Oakham Veterinary Hospital is a leading centre for lameness assessment, seeing many of both our own patients and referral cases. It is an area of special expertise and interest for several of our senior clinicians. The hospital assesses horses from a wide range of disciplines, from the hairiest of ponies to top event horses that are competing around the globe.

Alex Knott equine leg examiniationWe have two large trot up areas where the vets can assess horses moving at walk and trot, both in hand and on the lunge. We also have a 20x40 arena that is available to assess horses both under saddle and on the lunge, as some subtle lameness' can appear different on a soft surface. Horses may be ridden both by their owners and occasionally, by one of our team (with the owners permission).

The usual starting place for diagnosing a lameness would be nerve blocks. This involves injecting a local analgesic around a nerve, or directly into a joint or synovial structure, which temporarily removes the sensitivity in that area. Once the block has time to take effect, the horse is then re-assessed to see if the lamness has improved. Once the area causing the lameness has been identified, diagnostic imaging is then used to visualise the problem. The type of imaging used will depend on the nature of the lameness but may include radiography, ultrasonography, MRI or scintigraphy.

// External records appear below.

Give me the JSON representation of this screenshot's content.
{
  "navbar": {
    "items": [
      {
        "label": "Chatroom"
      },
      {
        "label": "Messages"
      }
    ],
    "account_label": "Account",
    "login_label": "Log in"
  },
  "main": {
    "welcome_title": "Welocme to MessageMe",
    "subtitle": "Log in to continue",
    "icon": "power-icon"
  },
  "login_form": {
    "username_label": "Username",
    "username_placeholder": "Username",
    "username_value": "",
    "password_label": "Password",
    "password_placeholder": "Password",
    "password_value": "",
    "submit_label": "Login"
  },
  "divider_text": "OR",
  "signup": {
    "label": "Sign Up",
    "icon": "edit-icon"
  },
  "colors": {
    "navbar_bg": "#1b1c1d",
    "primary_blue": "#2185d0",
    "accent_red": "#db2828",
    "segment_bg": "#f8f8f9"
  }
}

Poor performance analysis can be a complex issue, and often requires several areas of expertise. There are many possible causes which is why work ups can often take several days. Causes of poor performance can range from medicinal, (anaemia, gastric ulcers), to reproductive, (particularly in mares), and can also include rider/training issues.

Once the cause of lameness/poor performance  has been established, we will be able to guide you on the appropriate treatment and management options.These can include anything from treatments such as IRAP, stem cells, PRP, shockwave therapy,surgery to farriery and exercise programmes.